THE CLAIMS DEFINING THE INVENTION ARE AS FOLLOWS:

1. A method of introducing digital audio effects in an audio signal including: receiving an input stream at an input sampling frequency; down-sampling the input stream so that a selected number of sample data are retained; applying a digital audio effect to the selected number of sample data; and up-sampling the sample data to a predetermined output frequency.

2. A method as claimed in claim 1, wherein the down-sampling includes removing frequency components from the input stream and applying a decimation factor such that only the selected number of sample data are retained

3. A method as claimed in any one of the preceding claims, wherein the down-sampling includes passing the input stream through an anti-aliasing filter for the removal of frequency components, the filter being operable to remove frequency components above π/N, where N is the decimation factor, in that one out of every N samples are retained.

4. A method as claim in claim 1 , wherein the up-sampling includes expansion of the sample data by insertion of zeros.

5. A method as claimed in claim 4, wherein the up-sampling further includes passing the expanded sample data through an anti-aliasing filter with cut-off at π/N, where N is the up- sampling ratio.

6. A method as claimed in claim 5, wherein the zeros introduced with expansion of the sample data are changed to new values, based on interpolation behaviour of the filter.

7. A method as claimed in any one of the preceding claims, wherein the retained sample data are stored in a buffer prior to application of the audio effect.

8. A digital signal processor, including: a down-sampler for down-sampling an input signal to a selected number of sample data; an audio effects engine for applying a digital audio effect to the sample data; and an up-sampler for up-sampling the sample data, to which the audio effect has been applied, to a predetermined output frequency.

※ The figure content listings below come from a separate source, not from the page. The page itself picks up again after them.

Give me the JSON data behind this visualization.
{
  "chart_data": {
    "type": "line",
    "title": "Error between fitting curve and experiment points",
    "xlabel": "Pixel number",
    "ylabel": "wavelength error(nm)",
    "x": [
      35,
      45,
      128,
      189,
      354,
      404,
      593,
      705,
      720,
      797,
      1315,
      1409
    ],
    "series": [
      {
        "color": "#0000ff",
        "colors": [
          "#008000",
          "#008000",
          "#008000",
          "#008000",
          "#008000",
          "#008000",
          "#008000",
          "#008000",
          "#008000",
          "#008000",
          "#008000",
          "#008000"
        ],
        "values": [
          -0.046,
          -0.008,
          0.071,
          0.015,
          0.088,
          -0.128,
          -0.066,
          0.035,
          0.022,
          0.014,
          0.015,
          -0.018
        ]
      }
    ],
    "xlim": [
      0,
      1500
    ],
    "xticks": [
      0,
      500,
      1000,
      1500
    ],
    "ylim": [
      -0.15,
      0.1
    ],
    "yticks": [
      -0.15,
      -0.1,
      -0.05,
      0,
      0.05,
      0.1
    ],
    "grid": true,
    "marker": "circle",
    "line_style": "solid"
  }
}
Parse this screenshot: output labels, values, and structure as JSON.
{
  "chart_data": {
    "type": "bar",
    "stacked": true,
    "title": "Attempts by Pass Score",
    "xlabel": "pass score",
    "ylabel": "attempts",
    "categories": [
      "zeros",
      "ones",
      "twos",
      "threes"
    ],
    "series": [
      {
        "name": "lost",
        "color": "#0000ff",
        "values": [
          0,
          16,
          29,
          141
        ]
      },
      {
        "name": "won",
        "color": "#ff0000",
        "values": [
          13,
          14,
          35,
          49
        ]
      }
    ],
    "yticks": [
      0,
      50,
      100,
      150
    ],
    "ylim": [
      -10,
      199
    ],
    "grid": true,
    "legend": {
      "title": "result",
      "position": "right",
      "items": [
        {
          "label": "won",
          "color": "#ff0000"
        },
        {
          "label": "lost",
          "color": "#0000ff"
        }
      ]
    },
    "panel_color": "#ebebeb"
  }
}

9. A digital signal processor as claimed in claim 8, wherein the down-sampler includes an anti-aliasing filter and a decimator, the decimator being arranged to retain the selected number of sample data by applying a decimation factor N and retaining one out of every N sample data input to the down-sampler, and wherein the anti-aliasing filter is effective to remove frequency components above π/N.

10. A digital signal processor as claimed in claim 8, wherein the up-sampler includes an anti-aliasing filter and an expansion means for inserting N-1 zeros before each sample data, to which the audio effect has been applied, where N is the up-sampling ratio, and wherein the anti-aliasing filter has a cut-off at π/N.

11. A digital signal processor as claimed in any one of claims 8 to 10, further including a buffer in which the selected number of sample data are stored prior to application of the audio effect.